Wiring it into a RAG endpoint
def retrieve(q: str, k: int = 4) -> list[str]:
v = oai.embeddings.create(model="text-embedding-3-small", input=q).data[0].embedding
r = index.query(vector=v, top_k=k, namespace="default", include_metadata=True)
return [m.metadata["text"] for m in r.matches]
def answer(q: str) -> str:
ctx = "\n".join(retrieve(q))
msg = oai.chat.completions.create(
model="gpt-4o-mini",
messages=[
{"role": "system", "content": "Answer using the context. If unknown say so."},
{"role": "user", "content": f"Context:\n{ctx}\n\nQ: {q}"},
],
)
return msg.choices[0].message.content
print(answer("Which vector DB lives inside Postgres?"))
Front this with FastAPI; see What is FastAPI.
Tuning that matters
Use a smaller embedding when latency rules, a larger one when quality rules.

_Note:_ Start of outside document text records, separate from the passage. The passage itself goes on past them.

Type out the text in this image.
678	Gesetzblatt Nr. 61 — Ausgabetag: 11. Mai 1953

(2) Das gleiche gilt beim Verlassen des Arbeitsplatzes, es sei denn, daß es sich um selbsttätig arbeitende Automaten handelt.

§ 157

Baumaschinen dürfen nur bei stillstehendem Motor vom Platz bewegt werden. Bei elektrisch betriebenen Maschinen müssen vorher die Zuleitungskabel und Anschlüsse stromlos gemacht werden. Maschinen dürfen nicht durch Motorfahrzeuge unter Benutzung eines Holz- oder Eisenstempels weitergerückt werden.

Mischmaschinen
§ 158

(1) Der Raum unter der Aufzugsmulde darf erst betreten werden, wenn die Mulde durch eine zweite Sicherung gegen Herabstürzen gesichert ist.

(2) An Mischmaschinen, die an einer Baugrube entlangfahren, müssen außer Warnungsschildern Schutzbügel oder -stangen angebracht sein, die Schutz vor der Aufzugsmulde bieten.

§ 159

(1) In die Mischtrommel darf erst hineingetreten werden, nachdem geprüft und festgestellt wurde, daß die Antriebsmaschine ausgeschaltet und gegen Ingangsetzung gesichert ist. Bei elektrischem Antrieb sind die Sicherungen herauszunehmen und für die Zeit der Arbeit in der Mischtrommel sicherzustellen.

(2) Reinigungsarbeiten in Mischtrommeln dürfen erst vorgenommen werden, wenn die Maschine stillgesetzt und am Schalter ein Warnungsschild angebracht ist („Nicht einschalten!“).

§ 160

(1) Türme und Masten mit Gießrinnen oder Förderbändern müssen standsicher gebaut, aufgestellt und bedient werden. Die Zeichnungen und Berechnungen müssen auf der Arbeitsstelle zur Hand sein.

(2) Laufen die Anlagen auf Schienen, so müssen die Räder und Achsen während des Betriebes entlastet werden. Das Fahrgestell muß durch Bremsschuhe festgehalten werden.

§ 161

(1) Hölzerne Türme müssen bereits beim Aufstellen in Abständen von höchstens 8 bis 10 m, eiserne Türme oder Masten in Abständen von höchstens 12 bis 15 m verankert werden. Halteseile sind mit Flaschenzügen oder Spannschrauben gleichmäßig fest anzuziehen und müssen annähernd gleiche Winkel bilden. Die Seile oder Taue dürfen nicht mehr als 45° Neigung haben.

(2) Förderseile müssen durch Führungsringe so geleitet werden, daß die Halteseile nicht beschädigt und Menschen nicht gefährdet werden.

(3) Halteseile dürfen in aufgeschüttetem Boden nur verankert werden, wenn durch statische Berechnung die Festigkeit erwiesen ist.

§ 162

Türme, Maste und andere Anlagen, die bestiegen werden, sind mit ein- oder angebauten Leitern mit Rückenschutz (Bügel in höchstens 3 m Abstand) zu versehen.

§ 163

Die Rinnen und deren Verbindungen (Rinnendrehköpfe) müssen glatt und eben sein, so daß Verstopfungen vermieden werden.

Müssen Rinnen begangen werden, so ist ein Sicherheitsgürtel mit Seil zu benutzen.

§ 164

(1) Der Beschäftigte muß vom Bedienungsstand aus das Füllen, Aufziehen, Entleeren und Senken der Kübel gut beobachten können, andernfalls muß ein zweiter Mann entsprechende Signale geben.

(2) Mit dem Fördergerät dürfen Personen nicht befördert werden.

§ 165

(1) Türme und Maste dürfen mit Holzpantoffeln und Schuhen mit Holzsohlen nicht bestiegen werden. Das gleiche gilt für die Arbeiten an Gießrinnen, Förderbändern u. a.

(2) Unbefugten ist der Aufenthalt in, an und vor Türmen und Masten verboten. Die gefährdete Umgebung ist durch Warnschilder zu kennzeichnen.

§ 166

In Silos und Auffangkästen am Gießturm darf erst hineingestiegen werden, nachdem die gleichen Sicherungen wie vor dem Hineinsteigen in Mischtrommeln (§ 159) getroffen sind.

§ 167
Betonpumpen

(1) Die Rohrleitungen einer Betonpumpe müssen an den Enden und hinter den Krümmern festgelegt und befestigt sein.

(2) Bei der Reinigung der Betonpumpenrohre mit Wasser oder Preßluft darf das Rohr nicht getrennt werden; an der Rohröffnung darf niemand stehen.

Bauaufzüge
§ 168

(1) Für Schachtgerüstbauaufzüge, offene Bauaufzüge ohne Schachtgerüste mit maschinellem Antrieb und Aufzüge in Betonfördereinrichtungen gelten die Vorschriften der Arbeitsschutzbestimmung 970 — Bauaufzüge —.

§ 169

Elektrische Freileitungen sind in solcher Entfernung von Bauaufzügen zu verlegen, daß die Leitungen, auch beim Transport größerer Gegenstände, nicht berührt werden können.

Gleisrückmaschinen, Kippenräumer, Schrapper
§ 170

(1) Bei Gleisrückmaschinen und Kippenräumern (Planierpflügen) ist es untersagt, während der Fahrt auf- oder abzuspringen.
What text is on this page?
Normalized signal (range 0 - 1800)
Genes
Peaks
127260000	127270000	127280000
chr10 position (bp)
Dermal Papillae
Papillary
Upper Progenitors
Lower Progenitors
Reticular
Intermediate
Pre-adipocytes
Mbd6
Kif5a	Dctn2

Set top_k based on how much context your prompt budget allows. Chunk source documents to roughly 200 to 500 tokens. Re-rank the top 20 with a stronger model if precision matters.
Wrap up
Pinecone is boring in the best way. Pick a dimension, upsert in batches, query with filters, isolate tenants with namespaces, and let the managed plane handle the rest.